France
25/11/2024 23:44

Apologie du terrorisme : une controverse politique en cours

Un député de La France insoumise (LFI), Ugo Bernalicis, a récemment soumis une proposition de loi visant à retirer le délit d’apologie du terrorisme du code pénal pour le réintégrer dans la loi sur la liberté de la presse, là où il se trouvait avant 2014. Cette initiative suscite des débats intenses depuis plusieurs jours, certains acteurs politiques interprétant cette démarche comme une tentative d’éliminer totalement ce délit.


Le 19 novembre, cette proposition a été introduite, arguant que l’inclusion de ce délit dans le code pénal avait restreint la liberté d’expression. La loi de 1881 sur la liberté de la presse, selon ses défenseurs, offrait un cadre plus adapté pour traiter des délits relatifs à l’apologie de crimes, de crimes de guerre ou de crimes contre l’humanité. En réponse, des critiques sévères ont émergé, provenant de divers horizons politiques, affirmant que la suppression du délit enverrait un signal dangereux dans le contexte actuel.

En 2014, après une série d’attentats, le délit d’apologie du terrorisme avait été retiré de la loi sur la presse pour être inséré dans le code pénal. Cette modification, opérée sous la présidence de François Hollande, visait à durcir les mesures antiterroristes et à faciliter les poursuites contre des actes perçus comme une incitation ou une justification des violences terroristes. Cela avait également permis d’appliquer des techniques d’enquête plus intrusives, telles que la surveillance électronique et les infiltrations, tout en allongeant le délai de prescription à trois ans.

Réactions divergentes

Le ministre de la Justice a récemment réaffirmé que l’apologie du terrorisme devait être combattue vigoureusement, soulignant que ce délit vise à prévenir toute forme de justification ou d’excuse pour des actes terroristes. D’autres acteurs politiques et juridiques, cependant, dénoncent un usage excessif de cette incrimination. Certains estiment qu’elle est devenue un outil de censure, limitant les débats et engendrant des autocensures par crainte de poursuites.
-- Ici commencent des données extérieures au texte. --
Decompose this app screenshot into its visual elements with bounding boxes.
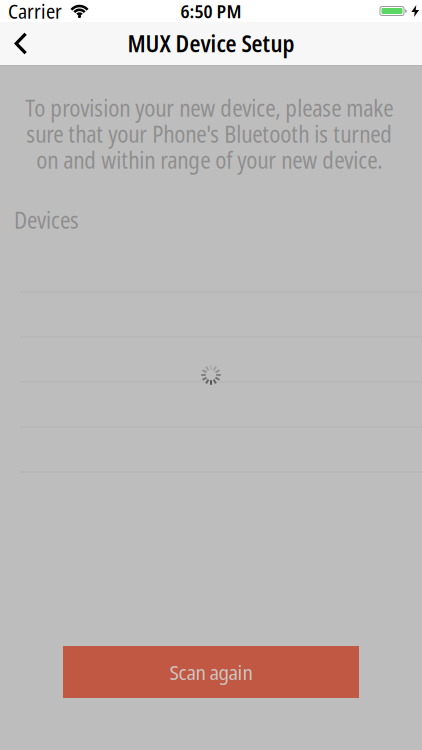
button[interactable]: Scan again [63,646,359,698]
staticText: To provision your new device, please mak… [25,95,393,173]
staticText: Scan again [170,658,252,686]
button[interactable]: Back [0,32,38,55]
staticText: Carrier [8,0,62,25]
staticText: Devices [14,205,79,236]
staticText: 6:50 PM [180,0,242,24]
staticText: MUX Device Setup [128,28,294,59]
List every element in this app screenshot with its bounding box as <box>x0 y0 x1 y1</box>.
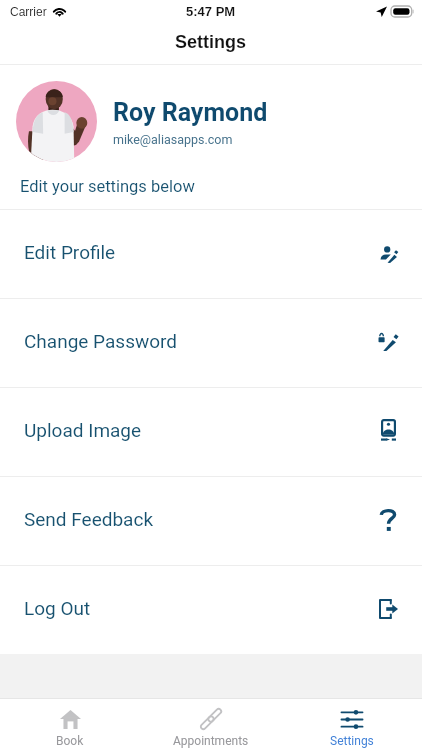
staticText: 5:47 PM <box>186 4 236 19</box>
other: Edit Profile <box>380 246 398 263</box>
staticText: Upload Image <box>24 419 142 441</box>
button[interactable]: Log Out <box>0 566 422 654</box>
staticText: Change Password <box>24 330 178 352</box>
staticText: Appointments <box>173 734 249 748</box>
staticText: Roy Raymond <box>113 98 268 127</box>
staticText: Settings <box>330 734 374 748</box>
other: Send Feedback <box>381 509 395 530</box>
other: Change Password <box>378 332 399 351</box>
other: Upload Image <box>381 419 396 441</box>
staticText: Book <box>56 734 84 748</box>
staticText: Send Feedback <box>24 508 154 530</box>
button[interactable]: Appointments <box>140 698 281 750</box>
button[interactable]: Book <box>0 698 140 750</box>
staticText: mike@aliasapps.com <box>113 132 233 147</box>
button[interactable]: Edit Profile <box>0 210 422 298</box>
other: Log Out <box>379 599 398 619</box>
button[interactable]: Settings <box>281 698 422 750</box>
staticText: Log Out <box>24 597 91 619</box>
staticText: Edit Profile <box>24 241 116 263</box>
button[interactable]: Send Feedback <box>0 477 422 565</box>
staticText: Carrier <box>10 5 47 18</box>
staticText: Edit your settings below <box>20 177 195 196</box>
button[interactable]: Change Password <box>0 299 422 387</box>
button[interactable]: Upload Image <box>0 388 422 476</box>
staticText: Settings <box>175 32 247 52</box>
Des universitaires, tels que Vanessa Codaccioni, spécialisée dans les politiques répressives, critiquent également cette évolution. Elle estime que le cadre actuel a transformé l’apologie du terrorisme en un moyen de limiter la liberté d’expression, en particulier lorsqu’il s’agit de sujets sensibles comme les conflits internationaux.

Les chiffres témoignent d’une augmentation significative des poursuites depuis 2014. Alors qu’elles étaient rares avant cette date, elles ont explosé en 2015 et 2016, notamment après des attentats marquants. Cette tendance s’est poursuivie, avec des centaines de condamnations chaque année. Plus récemment, les événements internationaux, comme l’attaque du Hamas en 2023, ont intensifié les signalements et les poursuites, mettant en lumière les tensions entre la lutte contre le terrorisme et la protection des libertés fondamentales.

Pour ses auteurs, la proposition de loi vise à rétablir un équilibre entre la nécessaire lutte contre le terrorisme et la préservation des droits fondamentaux. Cependant, cette démarche est perçue par certains comme une provocation politique, surtout dans un contexte où les figures de LFI sont régulièrement accusées d’ambiguïté concernant certains groupes ou actes terroristes.

L’initiative a également relancé les fractures au sein de la gauche française. Certains membres du Parti socialiste, partenaires historiques de LFI, se distancient de cette proposition, arguant que la priorité devrait être la défense des libertés publiques tout en protégeant la société contre le fanatisme et la violence.